Un finanziere brindisino rifiuta 100 mila euro per fare passare la droga: sgominata banda internazionale di trafficanti di cocaina

Con centomila euro erano certi di poter corrompere un finanziere che per guadagnare quella cifra deve lavorare, più o meno, cinque anni. Perché nel porto di Brindisi non ci sono container e dunque era necessario il supporto di un basista tra le forze dell’ordine, che chiudesse tutti e due gli occhi al momento del transito dei carichi di cocaina. E invece il militare è andato diritto dai propri superiori per denunciare tutto. E per l’organizzazione, una banda criminale composta da leccesi e calabresi con addentellati nel Sud America, è stato l’inizio del tracollo.
Sette le persone arrestate questa mattina all’alba dalla guardia di finanza di Brindisi su richiesta dei pm Giuseppe Capoccia e Valeria Farina Valaori, rispettivamente della procura distrettuale e di quella di Brindisi: le ordinanze di custodia cautelare interessano quattro salentini, Antonio e Patrizio Pellegrino, di Squinzano (Lecce), 41 e 44 anni, latitanti; Francesco e Vittorio Pezzuto, 71 e 48 anni, anch’essi di Squinzano, poi i calabresi Giuseppe Novello, 34 anni e Stefano Condina, 59 anni, infine il colombiano Marin Villa, 32 anni, tuttora ricercato.
Snodo centrale dell’inchiesta l’onestà e il senso del dovere di un finanziere in servizio presso il porto di Brindisi che è stato avvicinato, con mola discrezione, da un componente dell’organizzazione. Lo scalo brindisino era il più comodo per lo sbarco dei grossi quantitativi di cocaina, ma il transito della droga era reso più complicato dal fatto che qui non vengono movimentati container, sui quali è più semplice nascondere la sostanza stupefacente, rendendo necessario il transito con i tir, utilizzando carichi di copertura.

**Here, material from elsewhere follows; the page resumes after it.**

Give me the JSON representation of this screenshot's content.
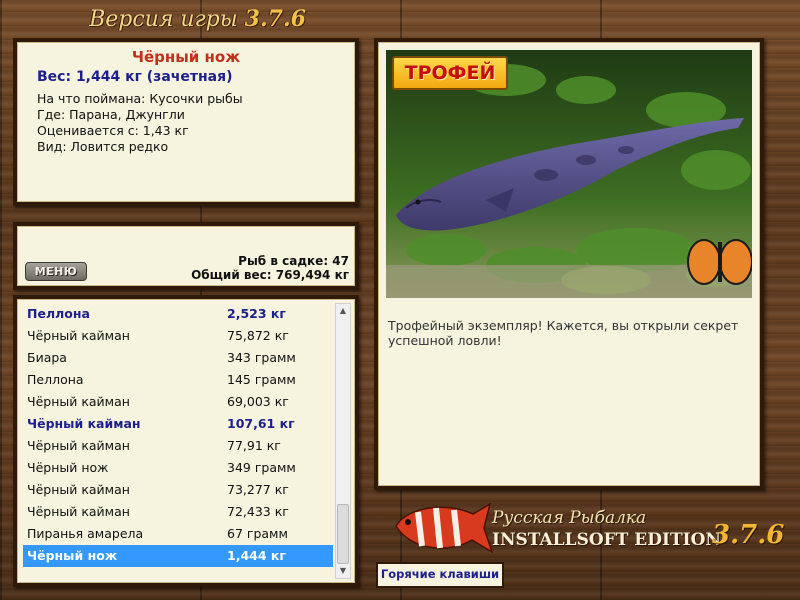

Una procedura che sarebbe stata molto più semplice se si fosse potuto contare sul supporto di un finanziere. Da qui l’approccio e la proposta: centomila euro uno sull’altro subito, una cifra che di sicuro sarebbe stata rimpinguata successivamente. Il militare ha finto di pensarci e poi ha steso un dettagliato rapporto da cui sono partite le indagini.
L’organizzazione era stata costretta a dirottare su Gioia Tauro e Genova. In un caso, in contatto con ditte di Squinzano e Sant’Eufemia di Aspromonte (Reggio Calabria) era stato studiato un piano per sciogliere la cocaina e mescolarla a una partita di carbone utilizzata come carico di copertura. In altre circostanze la droga era stata mascherata tra asparagi in scatola, banane. I fatti risalgono al 2013 e al 2014. La sostanza proveniva dai porti di Colombia, Cile, Equador e Perù. Il traffico avrebbe interessato anche la Germania come Paese di destinazione.
La droga, per ogni singolo viaggio, avrebbe avuto valore di circa 4 milioni euro. Farla passare dal porto di Brindisi per raggiungere Squinzano sarebbe stato più semplice. Ma i trafficanti non avevano messo in conto l’onestà di un militare della guardia di finanza che si tiene stretti i suoi 1.500 euro al mese.